Carnival
- First edition cover
- Author: Robert Antoni
- Language: English
- Publisher: Grove Press
- Publication date: January 26, 2005
- Publication place: United States
- Media type: Print (Paperback) E-book
- Pages: 304
- ISBN: 978-0802170057

= Carnival (Antoni novel) =

2005 novel by Robert Antoni

Carnival by Robert Antoni is a 2005 reworking of Ernest Hemingway's novel The Sun Also Rises.

Though Antoni does draw heavily from the activities of the characters from The Sun Also Rises, Carnival describes the sense of displacement and illusion experienced by the characters who have exiled themselves from their island in the West Indies. The main character, William Fletcher, has a similar wound to Jake Barnes from The Sun Also Rises, but William's wound is a self-imposed one. Though they both cannot use their penises, Jake still has the intense passion to be with women but is unable because of wound he received from World War I. On the other hand, William still has his penis but he becomes fearful whenever he gets involved intimately with women to the point where intimacy and sex become self-described hell. His one and only true love is the vivacious Rachel, who, like Brett Ashley, is the sexual focus of all the men in the novel.

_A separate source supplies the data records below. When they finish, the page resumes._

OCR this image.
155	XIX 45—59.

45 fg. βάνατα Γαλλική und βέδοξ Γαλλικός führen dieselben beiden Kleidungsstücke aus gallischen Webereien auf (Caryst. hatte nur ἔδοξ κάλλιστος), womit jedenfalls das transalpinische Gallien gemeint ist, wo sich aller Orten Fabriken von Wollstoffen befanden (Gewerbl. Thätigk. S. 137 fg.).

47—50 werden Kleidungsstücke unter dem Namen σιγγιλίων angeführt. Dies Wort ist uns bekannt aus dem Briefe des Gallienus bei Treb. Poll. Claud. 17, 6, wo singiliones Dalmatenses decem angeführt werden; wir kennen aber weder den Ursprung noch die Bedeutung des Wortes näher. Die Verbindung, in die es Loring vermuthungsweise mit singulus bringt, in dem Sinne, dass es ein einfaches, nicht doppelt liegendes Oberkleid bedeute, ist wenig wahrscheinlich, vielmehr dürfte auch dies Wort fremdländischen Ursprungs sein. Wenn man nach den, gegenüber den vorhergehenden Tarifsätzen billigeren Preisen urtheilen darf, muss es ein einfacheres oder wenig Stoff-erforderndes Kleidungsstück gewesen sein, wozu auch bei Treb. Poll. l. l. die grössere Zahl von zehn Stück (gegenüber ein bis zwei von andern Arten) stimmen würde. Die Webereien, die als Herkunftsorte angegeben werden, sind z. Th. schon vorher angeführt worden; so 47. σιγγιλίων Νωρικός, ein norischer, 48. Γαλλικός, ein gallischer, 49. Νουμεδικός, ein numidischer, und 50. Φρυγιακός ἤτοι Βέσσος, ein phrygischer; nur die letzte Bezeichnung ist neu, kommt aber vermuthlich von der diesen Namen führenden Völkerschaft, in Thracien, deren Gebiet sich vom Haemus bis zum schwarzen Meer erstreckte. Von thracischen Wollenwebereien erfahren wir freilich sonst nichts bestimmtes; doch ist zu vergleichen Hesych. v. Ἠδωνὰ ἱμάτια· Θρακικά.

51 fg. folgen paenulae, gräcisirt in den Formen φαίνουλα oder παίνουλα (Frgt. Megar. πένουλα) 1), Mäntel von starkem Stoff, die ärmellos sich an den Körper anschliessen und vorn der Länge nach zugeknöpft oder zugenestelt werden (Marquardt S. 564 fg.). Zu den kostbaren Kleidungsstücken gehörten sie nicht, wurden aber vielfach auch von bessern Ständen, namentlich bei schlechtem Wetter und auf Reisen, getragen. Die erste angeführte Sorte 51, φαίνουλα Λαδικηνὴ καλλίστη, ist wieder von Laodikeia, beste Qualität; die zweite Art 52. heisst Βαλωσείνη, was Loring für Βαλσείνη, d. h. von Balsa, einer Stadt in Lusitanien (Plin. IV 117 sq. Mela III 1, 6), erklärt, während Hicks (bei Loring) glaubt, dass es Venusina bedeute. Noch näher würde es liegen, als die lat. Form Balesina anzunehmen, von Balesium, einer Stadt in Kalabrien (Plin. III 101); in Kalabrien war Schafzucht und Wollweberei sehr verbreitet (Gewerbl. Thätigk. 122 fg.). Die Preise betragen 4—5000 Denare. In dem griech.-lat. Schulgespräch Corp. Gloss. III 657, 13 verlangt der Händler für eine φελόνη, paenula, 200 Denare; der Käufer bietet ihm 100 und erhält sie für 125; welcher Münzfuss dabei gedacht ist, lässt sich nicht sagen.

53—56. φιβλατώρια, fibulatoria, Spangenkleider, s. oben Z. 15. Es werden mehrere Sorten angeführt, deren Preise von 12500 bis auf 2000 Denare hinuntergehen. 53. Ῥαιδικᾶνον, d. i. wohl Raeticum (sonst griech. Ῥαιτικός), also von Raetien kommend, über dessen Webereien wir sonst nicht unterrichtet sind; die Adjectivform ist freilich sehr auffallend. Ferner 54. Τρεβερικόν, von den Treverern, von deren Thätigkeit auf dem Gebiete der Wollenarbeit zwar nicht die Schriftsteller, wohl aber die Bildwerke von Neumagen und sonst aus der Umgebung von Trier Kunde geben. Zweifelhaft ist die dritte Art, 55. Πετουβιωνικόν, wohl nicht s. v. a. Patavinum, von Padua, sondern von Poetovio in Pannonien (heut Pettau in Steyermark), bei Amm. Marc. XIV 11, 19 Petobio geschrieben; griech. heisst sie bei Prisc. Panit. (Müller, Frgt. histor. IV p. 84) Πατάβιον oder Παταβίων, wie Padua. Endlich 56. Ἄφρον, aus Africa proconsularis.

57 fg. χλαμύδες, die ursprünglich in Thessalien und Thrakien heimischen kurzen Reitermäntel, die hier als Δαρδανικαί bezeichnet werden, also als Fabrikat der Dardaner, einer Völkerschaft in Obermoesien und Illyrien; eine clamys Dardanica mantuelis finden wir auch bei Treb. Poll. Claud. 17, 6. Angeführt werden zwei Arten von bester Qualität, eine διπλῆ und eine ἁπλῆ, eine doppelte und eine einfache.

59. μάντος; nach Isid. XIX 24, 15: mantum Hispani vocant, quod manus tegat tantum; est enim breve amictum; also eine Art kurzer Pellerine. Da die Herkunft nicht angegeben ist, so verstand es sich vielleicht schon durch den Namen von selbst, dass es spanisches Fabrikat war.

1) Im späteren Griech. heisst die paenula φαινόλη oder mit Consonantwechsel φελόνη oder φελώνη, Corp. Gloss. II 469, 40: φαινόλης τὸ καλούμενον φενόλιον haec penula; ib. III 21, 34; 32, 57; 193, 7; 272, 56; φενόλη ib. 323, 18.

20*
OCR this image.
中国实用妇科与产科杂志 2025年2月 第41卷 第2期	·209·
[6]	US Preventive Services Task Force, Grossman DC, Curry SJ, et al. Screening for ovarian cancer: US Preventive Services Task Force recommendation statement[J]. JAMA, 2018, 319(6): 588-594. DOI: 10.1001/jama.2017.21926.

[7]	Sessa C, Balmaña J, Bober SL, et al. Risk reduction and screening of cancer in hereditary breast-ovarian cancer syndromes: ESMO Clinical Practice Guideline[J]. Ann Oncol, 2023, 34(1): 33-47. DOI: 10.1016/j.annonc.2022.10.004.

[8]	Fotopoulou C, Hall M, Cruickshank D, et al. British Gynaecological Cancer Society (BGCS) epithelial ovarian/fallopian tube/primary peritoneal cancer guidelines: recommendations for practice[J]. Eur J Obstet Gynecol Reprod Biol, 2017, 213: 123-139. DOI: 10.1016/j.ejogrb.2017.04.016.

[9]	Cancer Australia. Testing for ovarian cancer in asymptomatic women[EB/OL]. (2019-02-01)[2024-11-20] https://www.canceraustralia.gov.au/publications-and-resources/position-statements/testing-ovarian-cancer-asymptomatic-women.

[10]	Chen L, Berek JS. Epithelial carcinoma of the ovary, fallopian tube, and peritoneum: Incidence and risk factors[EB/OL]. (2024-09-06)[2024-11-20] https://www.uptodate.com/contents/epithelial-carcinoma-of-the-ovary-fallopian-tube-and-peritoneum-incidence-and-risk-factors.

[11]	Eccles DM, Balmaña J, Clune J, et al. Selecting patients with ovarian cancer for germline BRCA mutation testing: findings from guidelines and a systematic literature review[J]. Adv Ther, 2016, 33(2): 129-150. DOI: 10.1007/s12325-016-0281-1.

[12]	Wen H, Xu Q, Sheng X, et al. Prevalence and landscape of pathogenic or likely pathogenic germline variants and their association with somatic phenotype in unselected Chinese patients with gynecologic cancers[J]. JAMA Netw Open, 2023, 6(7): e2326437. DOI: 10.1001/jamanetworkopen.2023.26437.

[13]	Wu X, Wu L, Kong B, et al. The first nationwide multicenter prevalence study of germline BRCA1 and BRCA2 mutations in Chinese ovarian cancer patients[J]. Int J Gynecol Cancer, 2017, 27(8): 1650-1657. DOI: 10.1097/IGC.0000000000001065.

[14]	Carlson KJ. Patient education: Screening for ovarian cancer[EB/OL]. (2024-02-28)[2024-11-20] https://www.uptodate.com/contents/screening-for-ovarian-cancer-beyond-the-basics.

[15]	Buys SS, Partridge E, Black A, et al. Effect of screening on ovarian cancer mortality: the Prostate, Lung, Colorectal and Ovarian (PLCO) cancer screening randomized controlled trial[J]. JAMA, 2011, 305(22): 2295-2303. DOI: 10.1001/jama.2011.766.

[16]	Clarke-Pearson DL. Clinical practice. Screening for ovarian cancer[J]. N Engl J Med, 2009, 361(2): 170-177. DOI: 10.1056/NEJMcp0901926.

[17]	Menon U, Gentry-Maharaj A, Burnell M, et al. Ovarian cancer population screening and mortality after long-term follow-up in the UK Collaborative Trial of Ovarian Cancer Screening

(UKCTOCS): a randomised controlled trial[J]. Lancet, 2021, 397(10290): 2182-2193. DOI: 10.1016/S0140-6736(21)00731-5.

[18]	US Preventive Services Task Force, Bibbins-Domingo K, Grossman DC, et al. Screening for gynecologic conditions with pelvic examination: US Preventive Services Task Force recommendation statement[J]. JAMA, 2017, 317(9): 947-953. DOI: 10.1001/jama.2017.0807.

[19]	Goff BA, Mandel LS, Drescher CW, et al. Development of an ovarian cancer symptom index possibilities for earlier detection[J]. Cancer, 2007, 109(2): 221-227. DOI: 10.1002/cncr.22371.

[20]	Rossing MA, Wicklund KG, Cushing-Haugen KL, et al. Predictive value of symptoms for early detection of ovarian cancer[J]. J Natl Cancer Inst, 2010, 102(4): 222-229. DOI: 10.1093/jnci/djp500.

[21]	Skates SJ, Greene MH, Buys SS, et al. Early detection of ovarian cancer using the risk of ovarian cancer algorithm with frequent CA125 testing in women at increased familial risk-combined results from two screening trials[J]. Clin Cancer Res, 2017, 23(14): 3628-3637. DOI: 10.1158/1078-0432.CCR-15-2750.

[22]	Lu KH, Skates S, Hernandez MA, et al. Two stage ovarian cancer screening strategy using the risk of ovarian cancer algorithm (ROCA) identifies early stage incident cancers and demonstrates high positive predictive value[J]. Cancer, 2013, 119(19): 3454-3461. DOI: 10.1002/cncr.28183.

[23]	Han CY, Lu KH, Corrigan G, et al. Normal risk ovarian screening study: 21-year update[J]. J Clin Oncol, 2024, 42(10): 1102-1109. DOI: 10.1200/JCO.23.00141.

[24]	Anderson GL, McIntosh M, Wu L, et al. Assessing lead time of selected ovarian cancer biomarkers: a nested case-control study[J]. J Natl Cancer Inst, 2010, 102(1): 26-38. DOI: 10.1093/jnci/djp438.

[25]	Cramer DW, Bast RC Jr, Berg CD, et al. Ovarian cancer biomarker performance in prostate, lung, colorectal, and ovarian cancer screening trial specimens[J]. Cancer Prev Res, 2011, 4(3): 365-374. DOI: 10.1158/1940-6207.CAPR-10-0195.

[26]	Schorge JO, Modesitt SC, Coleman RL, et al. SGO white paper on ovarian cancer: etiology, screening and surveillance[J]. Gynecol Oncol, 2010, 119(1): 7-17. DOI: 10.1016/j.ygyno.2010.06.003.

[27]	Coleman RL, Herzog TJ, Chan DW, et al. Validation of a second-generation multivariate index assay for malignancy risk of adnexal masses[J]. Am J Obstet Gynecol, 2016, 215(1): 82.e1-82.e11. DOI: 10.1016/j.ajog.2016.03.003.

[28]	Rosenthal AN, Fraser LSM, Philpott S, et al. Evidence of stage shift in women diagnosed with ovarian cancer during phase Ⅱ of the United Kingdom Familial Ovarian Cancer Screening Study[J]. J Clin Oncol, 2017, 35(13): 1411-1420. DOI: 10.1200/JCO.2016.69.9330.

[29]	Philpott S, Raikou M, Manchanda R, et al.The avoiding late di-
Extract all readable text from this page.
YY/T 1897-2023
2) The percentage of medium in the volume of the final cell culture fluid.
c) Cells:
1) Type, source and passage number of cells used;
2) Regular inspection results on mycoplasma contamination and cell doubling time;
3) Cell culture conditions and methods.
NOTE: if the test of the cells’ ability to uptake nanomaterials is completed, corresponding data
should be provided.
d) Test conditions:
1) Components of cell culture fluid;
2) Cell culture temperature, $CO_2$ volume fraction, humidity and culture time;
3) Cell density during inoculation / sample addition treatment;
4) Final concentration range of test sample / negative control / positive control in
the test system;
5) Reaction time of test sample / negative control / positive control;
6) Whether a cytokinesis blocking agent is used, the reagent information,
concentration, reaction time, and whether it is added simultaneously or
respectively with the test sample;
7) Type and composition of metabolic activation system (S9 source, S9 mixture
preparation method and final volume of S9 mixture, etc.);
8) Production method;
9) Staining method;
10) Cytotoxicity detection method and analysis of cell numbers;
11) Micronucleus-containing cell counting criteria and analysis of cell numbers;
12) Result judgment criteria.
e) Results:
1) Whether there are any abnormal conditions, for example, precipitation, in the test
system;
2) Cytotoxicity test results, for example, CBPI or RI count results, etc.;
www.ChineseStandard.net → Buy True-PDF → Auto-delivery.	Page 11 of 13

According to Publishers Weekly, the novel falters: "For all the debauchery that is Carnival (think Scotch, marijuana, fireworks, jouvert bands), this section of the novel feels curiously bloodless, perhaps because Antoni's style tends toward short fragments ("He sat up, arms folded over chest. Breathing quickly. His chest rising, falling. Staring down at the ground") and weak transitions ("Before I had a chance to think about it..."; "Before I knew it..."; etc.) The final act of the novel shifts to a remote, mountainous region where William and friends intend to sober up from the merrymaking, but instead find themselves involved in a violent incident involving the Earth People (an isolated settlement of rastas) and a racist police force. Antoni's major themes—race (William is white, Laurence black, Rachel French-Creole) and sexuality—are good ones, but they're not sufficiently developed, and the plot feels somewhat manufactured".